Feature interaction is a core ingredient in ranking models for large-scale recommender systems, yet making it both expressive and efficiently scalable remains challenging. Exhaustive pairwise interaction is powerful but incurs quadratic complexity in the number of tokens/features, while many efficient alternatives rely on restrictive structures that limit information exchange. We further identify two common bottlenecks in practice: (1) early aggregation of behavior sequences compresses fine-grained signals, making it difficult for deeper layers to reuse item-level details; and (2) late fusion injects task signals only at the end, preventing task objectives from directly guiding the interaction process. To address these issues, we propose the Information Flow Network (INFNet), a lightweight architecture that enables scalable, task-aware feature interaction with linear complexity. INFNet represents categorical features, behavior sequences, and task identifiers as tokens, and introduces a small set of hub tokens for each group to serve as communication hubs. Interaction is realized through an efficient aggregate-and-broadcast information flow: hub tokens aggregate global context across groups via cross-attention, and a lightweight gated broadcast unit injects the refined context back to update the categorical, sequence, and task tokens. This design supports width-preserving stacking that preserves item-level signals in sequence and enables task-guided interaction throughout the network, while reducing interaction cost from quadratic to linear in the number of feature tokens. Experiments on a public benchmark and a large-scale industrial dataset demonstrate that INFNet consistently outperforms strong baselines and exhibits strong scaling behavior. In a commercial online advertising system, deploying INFNet improves revenue by +1.587% and click-through rate by +1.155%.

Paper Structure

This paper contains 23 sections, 12 equations, 6 figures, 5 tables.

Figures (6)

  • Figure 1: Comparison of Feature Interaction Paradigms when stacking L layers. (a) All-to-All Interaction (e.g., HSTU) enables exhaustive connectivity but suffers from quadratic complexity. (b) Efficient Interaction (e.g., RankMixer) relies on Early Aggregation to compress sequences and Late Task Fusion, which acts as a bottleneck for information flow. (c) Aggregate-and-Broadcast Interaction (Ours): INFNet utilizes an Aggregate-and-Broadcast mechanism mediated by hub tokens. It maintains a width-preserving architecture with linear complexity, ensuring effective signal propagation and task-guided interaction.
  • Figure 2: The overall architecture of INFNet. (Top Panel) The model workflow.

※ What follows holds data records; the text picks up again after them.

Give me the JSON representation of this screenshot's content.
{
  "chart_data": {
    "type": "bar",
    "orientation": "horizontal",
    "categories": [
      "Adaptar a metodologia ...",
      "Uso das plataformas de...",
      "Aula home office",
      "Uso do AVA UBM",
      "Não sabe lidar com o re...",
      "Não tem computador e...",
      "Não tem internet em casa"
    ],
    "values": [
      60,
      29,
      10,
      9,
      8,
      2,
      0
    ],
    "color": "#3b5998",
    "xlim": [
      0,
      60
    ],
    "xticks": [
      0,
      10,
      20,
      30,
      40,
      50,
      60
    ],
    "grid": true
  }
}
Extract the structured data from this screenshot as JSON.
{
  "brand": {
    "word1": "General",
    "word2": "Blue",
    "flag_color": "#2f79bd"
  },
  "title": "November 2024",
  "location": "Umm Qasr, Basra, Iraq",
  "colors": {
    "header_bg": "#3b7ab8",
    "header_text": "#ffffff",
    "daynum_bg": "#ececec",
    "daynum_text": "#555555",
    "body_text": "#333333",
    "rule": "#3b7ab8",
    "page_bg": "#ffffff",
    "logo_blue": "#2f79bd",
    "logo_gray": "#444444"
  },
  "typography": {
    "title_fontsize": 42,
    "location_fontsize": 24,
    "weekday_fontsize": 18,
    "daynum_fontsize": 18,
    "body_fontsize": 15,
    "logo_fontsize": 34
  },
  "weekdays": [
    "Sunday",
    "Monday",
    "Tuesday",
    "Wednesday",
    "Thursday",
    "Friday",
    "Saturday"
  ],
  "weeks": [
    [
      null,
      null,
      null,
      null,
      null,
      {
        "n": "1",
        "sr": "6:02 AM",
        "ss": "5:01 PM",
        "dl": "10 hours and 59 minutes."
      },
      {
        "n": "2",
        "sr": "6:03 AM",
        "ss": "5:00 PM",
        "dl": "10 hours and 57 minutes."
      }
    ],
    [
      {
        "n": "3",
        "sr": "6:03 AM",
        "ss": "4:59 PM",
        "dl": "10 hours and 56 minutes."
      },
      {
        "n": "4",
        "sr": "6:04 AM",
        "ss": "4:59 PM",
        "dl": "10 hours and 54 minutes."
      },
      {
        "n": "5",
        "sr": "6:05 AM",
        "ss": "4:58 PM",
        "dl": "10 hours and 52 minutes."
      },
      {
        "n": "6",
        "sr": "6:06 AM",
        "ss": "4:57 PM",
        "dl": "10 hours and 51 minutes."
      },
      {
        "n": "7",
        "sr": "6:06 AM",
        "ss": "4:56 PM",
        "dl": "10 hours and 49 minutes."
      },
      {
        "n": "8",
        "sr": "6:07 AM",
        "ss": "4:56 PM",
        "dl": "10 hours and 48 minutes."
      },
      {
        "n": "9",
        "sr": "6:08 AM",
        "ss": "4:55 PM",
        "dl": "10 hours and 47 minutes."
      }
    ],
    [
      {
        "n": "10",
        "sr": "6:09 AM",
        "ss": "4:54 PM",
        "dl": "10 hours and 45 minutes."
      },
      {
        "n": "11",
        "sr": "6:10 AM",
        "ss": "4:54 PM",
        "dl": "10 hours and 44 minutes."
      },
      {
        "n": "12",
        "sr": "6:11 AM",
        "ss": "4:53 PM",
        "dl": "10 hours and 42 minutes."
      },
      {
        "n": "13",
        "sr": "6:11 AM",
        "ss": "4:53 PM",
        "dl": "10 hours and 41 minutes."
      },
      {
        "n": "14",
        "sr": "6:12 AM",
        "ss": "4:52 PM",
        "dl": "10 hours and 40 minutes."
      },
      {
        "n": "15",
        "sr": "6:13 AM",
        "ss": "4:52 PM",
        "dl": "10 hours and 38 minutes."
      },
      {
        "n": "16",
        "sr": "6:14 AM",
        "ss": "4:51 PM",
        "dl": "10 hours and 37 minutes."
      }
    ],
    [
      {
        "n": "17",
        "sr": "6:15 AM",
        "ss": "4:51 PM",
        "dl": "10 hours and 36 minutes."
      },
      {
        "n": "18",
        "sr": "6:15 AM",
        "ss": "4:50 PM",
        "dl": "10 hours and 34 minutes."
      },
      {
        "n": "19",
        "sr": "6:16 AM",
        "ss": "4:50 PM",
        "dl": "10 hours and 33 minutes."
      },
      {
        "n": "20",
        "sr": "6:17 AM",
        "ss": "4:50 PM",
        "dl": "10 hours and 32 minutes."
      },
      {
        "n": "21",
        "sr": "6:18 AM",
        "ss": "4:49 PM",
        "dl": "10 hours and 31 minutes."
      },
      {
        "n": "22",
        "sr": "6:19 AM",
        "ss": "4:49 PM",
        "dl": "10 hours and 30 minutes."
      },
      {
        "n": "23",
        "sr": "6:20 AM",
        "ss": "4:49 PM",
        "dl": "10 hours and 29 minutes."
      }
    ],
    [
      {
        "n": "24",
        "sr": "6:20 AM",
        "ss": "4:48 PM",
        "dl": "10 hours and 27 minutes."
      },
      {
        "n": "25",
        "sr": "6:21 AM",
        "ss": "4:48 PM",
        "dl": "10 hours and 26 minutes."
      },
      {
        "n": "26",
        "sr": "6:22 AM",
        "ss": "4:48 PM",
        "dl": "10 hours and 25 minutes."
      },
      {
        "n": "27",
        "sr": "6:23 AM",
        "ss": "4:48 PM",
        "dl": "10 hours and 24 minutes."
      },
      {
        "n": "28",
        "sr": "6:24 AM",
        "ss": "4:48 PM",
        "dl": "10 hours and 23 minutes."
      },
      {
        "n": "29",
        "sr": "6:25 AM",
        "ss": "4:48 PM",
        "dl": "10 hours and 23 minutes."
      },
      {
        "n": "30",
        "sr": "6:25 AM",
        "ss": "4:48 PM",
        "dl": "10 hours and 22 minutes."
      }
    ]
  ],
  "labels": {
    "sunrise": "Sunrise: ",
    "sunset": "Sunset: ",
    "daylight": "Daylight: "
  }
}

Left: Group-wise hubs are initialized via distinct strategies (MLP for Categorical, Pooling for Sequence, and Hybrid for Task). Right: The stacked INFNet Blocks process all feature groups in the aggregation-and-broadcast mechanism. (Bottom Panel) Detailed illustration of the two-phase interaction mechanism, using the Categorical Group as an example: 1) Multi-view Global Aggregation: Hubs (e.g., $\tilde{C}^{(l)}$) act as queries to harvest global context from the union of all original tokens ($\{C, S, T\}$) via Cross-Attention. 2) Global-to-Local Affine Broadcast: The refined hubs ($\tilde{C}^{(l+1)}$) generate affine parameters ($\alpha, \beta$) to modulate their corresponding original tokens ($C^{(l)}$), effectively broadcasting global context back to local features.
  • Figure 3: Component effectiveness analysis. We report the average AUC across all tasks for INFNet and its variants, each representing the removal or degradation of a key interaction phase.
  • Figure 4: Sensitivity analysis of hub composition. We evaluate the impact of (a) the number of categorical hubs $N_c$ and (b) shared task hubs $N_s$ on the Industrial dataset.
  • Figure 5: Heatmap of cross-attention weights between task hubs (Y-axis) and input tokens (X-axis) in KuaiRand dataset. For visualization purposes, extensive sequence tokens are aggregated by their behavior types.